I try to eat light, healthy dishes during the week, but on weekends I lift all restrictions. I believe, to paraphrase Oscar Wilde, that everything should be taken in moderation, including moderation! Weekends are the perfect time to make dishes that may not fit into your weeknight schedule or calorie goals. Indulge a little! I often use my weekend pass on one of my favorite sandwiches, a fried shrimp po’ boy. Lots of bread and fried food, but hey, it’s the weekend!

 

 

The “po’ boy” moniker seems to have originated in New Orleans during a streetcar driver strike just before the Depression, when sympathetic restaurant owners would offer the out-of-work drivers free or discounted food. Whenever he saw one of the striking drivers coming, one restaurateur coined the phrase “Here comes another poor boy.” “Poor boy” became “po’ boy” in a typical New Orleans drawl.

 

 

Wherever it came from, it is a tasty little package of good stuff. Lightly-breaded fried shrimp team up with a flavorful remoulade sauce and a bit of greens on a fat roll. Tradition calls for crusty French bread and iceberg lettuce, but I often use a soft Philly-style hoagie roll and I sometimes use watercress or arugula instead of iceberg. Choose any combination that suits you. Letting the shrimp sit in a mayonnaise slurry similar to the remoulade that will come later adds a layer of depth to the sandwiches.

 

 

Shrimp Po’ Boys

 

First, make the remoulade. Combine ¾ cup good mayonnaise (either homemade or Hellman’s Light is perfect) with the juice from 1 lemon, 1 tablespoon Dijon mustard, 1 tablespoon sweet pickle relish, 1 teaspoon chopped fresh parsley, ½ teaspoon chopped fresh tarragon and a good splash of Tabasco.
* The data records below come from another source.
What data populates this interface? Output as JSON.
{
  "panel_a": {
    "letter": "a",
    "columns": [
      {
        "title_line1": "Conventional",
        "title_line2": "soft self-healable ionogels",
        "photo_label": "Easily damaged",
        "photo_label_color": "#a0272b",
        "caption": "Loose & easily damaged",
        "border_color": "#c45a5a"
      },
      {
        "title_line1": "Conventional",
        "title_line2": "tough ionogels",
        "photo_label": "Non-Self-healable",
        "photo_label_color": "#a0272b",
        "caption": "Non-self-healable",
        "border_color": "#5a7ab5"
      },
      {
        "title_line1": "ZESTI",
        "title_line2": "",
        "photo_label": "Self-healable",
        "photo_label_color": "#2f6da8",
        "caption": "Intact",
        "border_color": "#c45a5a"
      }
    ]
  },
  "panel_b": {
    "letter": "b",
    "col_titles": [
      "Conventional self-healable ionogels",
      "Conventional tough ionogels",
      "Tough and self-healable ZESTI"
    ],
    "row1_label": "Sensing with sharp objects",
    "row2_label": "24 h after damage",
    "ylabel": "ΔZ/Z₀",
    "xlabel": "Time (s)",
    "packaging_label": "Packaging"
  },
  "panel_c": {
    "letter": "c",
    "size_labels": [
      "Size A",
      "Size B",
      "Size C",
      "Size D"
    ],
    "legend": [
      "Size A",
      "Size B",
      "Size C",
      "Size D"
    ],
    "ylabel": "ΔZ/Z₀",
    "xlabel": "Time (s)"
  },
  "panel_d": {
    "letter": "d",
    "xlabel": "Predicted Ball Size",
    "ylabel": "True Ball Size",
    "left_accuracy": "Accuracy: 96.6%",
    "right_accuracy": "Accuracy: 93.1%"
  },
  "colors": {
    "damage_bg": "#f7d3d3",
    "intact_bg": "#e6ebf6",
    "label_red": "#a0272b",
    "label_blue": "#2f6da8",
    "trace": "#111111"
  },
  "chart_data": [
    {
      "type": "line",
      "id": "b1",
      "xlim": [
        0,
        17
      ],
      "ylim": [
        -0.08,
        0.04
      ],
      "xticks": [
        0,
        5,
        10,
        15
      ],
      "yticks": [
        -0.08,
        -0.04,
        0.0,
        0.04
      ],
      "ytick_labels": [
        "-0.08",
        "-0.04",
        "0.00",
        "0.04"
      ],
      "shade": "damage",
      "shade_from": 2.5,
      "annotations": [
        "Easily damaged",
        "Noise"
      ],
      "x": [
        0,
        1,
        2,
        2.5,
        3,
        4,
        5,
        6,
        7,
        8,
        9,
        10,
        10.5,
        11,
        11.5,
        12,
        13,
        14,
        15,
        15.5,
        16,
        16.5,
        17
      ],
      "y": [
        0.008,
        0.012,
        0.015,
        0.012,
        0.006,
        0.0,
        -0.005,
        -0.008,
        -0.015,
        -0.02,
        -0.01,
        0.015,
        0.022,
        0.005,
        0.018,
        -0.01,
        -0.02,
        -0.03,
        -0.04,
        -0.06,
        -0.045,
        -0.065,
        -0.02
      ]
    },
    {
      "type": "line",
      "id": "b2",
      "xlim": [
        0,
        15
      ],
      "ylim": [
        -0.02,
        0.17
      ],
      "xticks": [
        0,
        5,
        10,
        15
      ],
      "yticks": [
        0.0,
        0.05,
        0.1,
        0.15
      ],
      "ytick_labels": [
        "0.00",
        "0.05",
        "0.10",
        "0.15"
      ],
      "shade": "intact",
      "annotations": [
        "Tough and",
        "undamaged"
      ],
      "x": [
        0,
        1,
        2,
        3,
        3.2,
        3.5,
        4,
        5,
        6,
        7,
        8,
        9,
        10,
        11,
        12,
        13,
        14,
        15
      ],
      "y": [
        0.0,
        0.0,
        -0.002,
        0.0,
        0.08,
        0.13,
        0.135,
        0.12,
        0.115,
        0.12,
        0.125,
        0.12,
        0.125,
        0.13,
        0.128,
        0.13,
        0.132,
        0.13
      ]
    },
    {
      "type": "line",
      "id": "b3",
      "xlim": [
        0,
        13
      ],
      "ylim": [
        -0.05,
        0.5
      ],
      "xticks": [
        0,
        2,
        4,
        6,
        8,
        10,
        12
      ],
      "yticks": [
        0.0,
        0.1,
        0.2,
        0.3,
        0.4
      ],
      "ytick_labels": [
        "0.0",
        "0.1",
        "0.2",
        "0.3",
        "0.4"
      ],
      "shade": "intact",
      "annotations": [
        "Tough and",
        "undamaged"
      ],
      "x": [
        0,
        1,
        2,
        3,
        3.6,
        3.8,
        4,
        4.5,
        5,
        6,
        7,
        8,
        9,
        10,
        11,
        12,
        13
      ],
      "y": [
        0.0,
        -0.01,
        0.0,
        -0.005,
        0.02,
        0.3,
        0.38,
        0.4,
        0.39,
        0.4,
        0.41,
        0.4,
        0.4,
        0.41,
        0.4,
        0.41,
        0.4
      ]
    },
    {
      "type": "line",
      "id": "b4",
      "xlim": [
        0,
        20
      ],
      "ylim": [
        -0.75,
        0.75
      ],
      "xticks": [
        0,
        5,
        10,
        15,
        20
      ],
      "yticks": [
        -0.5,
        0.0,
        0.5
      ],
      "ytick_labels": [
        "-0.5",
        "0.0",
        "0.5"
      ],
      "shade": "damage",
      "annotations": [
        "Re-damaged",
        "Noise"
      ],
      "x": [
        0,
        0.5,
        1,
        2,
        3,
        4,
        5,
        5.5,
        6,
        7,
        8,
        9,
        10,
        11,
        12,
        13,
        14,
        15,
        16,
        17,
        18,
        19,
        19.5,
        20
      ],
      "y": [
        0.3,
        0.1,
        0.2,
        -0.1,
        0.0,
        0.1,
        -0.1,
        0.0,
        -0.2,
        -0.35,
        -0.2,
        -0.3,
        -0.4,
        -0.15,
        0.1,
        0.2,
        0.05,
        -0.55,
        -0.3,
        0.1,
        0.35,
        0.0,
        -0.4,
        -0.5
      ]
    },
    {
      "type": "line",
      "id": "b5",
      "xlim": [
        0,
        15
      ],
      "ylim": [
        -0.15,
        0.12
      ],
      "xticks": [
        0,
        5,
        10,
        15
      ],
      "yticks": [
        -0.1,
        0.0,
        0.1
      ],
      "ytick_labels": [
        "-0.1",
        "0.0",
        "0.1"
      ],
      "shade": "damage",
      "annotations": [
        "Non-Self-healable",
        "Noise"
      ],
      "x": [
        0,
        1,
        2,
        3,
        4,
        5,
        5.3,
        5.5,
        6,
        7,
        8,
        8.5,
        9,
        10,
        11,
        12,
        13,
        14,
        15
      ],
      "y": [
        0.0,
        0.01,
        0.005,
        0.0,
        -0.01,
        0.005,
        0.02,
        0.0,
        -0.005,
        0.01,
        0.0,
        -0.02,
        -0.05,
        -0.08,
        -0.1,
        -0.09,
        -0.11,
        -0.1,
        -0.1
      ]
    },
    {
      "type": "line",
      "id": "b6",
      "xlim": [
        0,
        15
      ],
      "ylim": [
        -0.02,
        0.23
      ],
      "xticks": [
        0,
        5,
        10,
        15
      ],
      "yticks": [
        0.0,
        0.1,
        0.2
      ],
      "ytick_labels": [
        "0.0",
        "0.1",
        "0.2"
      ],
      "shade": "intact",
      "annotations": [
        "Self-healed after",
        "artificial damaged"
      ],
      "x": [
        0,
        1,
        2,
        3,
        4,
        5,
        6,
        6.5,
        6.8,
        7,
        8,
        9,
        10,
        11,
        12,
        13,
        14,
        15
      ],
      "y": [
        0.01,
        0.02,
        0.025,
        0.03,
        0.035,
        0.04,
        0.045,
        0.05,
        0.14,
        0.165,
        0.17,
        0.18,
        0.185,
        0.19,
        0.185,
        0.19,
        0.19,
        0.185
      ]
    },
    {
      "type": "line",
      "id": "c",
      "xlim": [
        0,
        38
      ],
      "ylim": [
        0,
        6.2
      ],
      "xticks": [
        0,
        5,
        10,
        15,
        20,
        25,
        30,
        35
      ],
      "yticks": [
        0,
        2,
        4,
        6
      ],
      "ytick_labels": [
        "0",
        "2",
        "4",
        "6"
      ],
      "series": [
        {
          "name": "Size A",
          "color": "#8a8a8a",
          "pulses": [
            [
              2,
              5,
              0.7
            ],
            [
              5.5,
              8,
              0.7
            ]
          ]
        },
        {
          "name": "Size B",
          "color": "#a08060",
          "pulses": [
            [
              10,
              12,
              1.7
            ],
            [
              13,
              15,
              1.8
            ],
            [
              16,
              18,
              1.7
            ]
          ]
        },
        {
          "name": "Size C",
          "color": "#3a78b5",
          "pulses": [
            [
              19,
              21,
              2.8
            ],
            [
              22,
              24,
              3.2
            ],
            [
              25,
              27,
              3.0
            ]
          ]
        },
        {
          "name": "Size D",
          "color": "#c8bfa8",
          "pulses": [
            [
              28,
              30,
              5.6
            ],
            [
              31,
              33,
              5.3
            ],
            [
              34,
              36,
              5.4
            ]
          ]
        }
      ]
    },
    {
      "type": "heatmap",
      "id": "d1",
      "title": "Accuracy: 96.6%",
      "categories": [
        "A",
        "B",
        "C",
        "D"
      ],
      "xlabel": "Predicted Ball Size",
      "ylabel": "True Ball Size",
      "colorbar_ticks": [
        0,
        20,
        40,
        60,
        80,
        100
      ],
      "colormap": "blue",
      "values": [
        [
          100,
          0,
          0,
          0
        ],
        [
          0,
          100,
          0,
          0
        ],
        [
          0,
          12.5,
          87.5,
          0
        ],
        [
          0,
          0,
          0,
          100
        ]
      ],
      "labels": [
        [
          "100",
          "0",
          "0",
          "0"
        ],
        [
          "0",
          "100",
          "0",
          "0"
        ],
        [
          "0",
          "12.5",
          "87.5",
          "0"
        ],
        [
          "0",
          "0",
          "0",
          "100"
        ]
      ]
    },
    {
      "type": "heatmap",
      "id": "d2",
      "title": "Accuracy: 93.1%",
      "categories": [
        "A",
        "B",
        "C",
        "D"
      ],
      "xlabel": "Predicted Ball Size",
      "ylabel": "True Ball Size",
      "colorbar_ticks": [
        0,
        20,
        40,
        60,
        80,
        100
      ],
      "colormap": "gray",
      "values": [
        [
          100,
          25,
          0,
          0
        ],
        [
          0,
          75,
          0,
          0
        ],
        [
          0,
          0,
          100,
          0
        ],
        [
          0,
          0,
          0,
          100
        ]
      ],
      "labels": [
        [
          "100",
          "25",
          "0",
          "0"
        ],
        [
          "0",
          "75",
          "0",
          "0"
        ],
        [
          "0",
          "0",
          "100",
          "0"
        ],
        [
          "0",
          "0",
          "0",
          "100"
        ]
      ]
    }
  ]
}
Mix well and chill.

 

 

In a large casserole dish, mix ½ cup mayonnaise with the juice of one lemon, a dash of Tabasco and a pinch of salt. Peel 1 ½ pounds of 16-20 count Key West pink shrimp, add to the casserole dish and toss in the mayonnaise slurry to coat. Arrange in a single layer and let stand at least 15 minutes.

 

 

Heat about 2 inches of canola oil in a cast iron pot. Turn burner to high and bring the oil to 350 degrees (if you have a candy thermometer) or until a sprinkle of flour sizzles when it hits the surface (if you don’t!). On a plate, mix 1 cup flour and 1 cup fine corn meal. Dredge shrimp in the flour mixture, carefully drop into the hot oil and fry until golden (it won’t take long, so watch closely!) Remove the shrimp to a paper towel.

 

 

Toast 4 Philly-style hoagie rolls and spread a generous amount of remoulade on each side. Layer iceberg or watercress leaves on the bottom half, add shrimp and the top half of the roll. Serve with roasted new potatoes or chips along with a tangy cole slaw.

 

 

Serves 4

 

Drink pairing: Ice cold beer, like the Bahamian beer Kalik, or a fruity white wine, like a Torrontes.